雑談している内に陽も傾いてきたので、ハリーに向かい夕食を食べる事にする。
ハリーに到着して中に入る。
注文した料理を堪能した後、お会計を済ませる前にハリーの店主にアクレア公国について別の情報が聞ければと思い聞いてみるが結局昼に入った店の店主の内容は変わらなかった。
お代を支払いアートに戻る。
アートに到着して中に入ると部屋に戻り、椅子に座った後今日集めた情報を色々と整理してみる。
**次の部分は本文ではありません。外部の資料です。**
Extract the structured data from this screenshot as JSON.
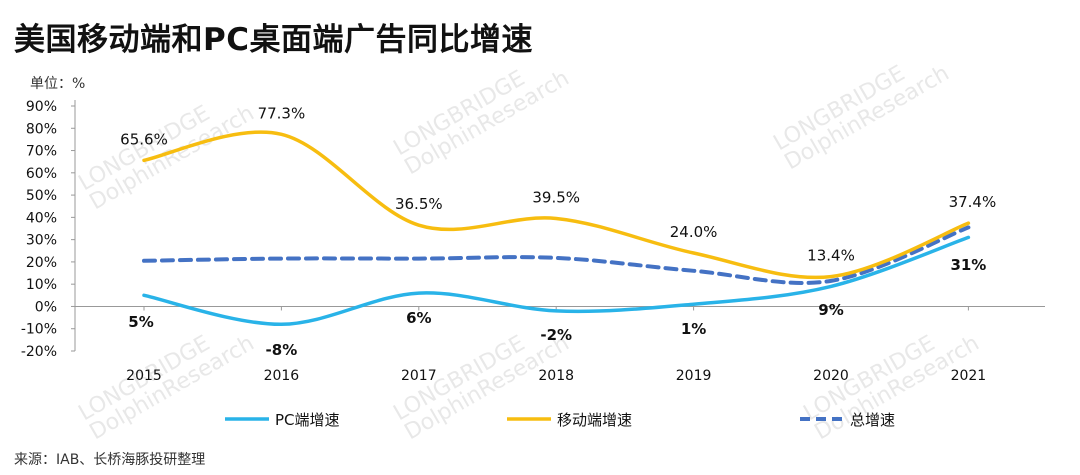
{
  "title": "美国移动端和PC桌面端广告同比增速",
  "unit_label": "单位：%",
  "source": "来源：IAB、长桥海豚投研整理",
  "watermark": {
    "top": "LONGBRIDGE",
    "bottom": "DolphinResearch"
  },
  "chart_data": {
    "type": "line",
    "categories": [
      "2015",
      "2016",
      "2017",
      "2018",
      "2019",
      "2020",
      "2021"
    ],
    "ylim": [
      -20,
      90
    ],
    "yticks": [
      "90%",
      "80%",
      "70%",
      "60%",
      "50%",
      "40%",
      "30%",
      "20%",
      "10%",
      "0%",
      "-10%",
      "-20%"
    ],
    "ytick_values": [
      90,
      80,
      70,
      60,
      50,
      40,
      30,
      20,
      10,
      0,
      -10,
      -20
    ],
    "grid": false,
    "legend": "bottom",
    "series": [
      {
        "name": "PC端增速",
        "values": [
          5,
          -8,
          6,
          -2,
          1,
          9,
          31
        ],
        "labels": [
          "5%",
          "-8%",
          "6%",
          "-2%",
          "1%",
          "9%",
          "31%"
        ],
        "color": "#29b3e8",
        "style": "solid"
      },
      {
        "name": "移动端增速",
        "values": [
          65.6,
          77.3,
          36.5,
          39.5,
          24.0,
          13.4,
          37.4
        ],
        "labels": [
          "65.6%",
          "77.3%",
          "36.5%",
          "39.5%",
          "24.0%",
          "13.4%",
          "37.4%"
        ],
        "color": "#f7bd10",
        "style": "solid"
      },
      {
        "name": "总增速",
        "values": [
          20.5,
          21.5,
          21.5,
          21.8,
          16.0,
          11.5,
          35.5
        ],
        "color": "#4472c4",
        "style": "dashed"
      }
    ]
  }
}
1. アクレア公国はミステリアス過ぎて冒険者は行かない方が良い
2. アクレア公国の先にスリングの街があるが、野宿は避けて通れないがこの街 に行く以外選択肢がない
「ま、次はスリングの街に決定かな。
目的は今の所何もないけど、行ったら行ったで何とかなるでしょ」
と呟くと
「来た道を戻ってキリアナ王国のその先へ向かうという選択肢は考えないのですか?」
とアイに聞かれたが
「いや、それだと2度手間じゃない?
安全性で言えばその選択肢もアリだけど、なんかぁ。
勿論自分の実力を過信なんて微塵もしてないよ?
ただちょっとワクワクする方を試してみたいんだよ」
と説明した。
「分かりました。
そこまで言うなら止めはしませんが、いざとなれば私が貴方の体を操ってでもお助けしますので」
と言われた。
「ありがとう」
と礼を言うと色々と考えていたせいか眠くなってきた。
装備を外してベッドに横になると
「少し早いけどもう寝るよ。おやすみ、アイ」
と言うと
「おやすみなさい」
との言葉と共にこの日は眠りについた。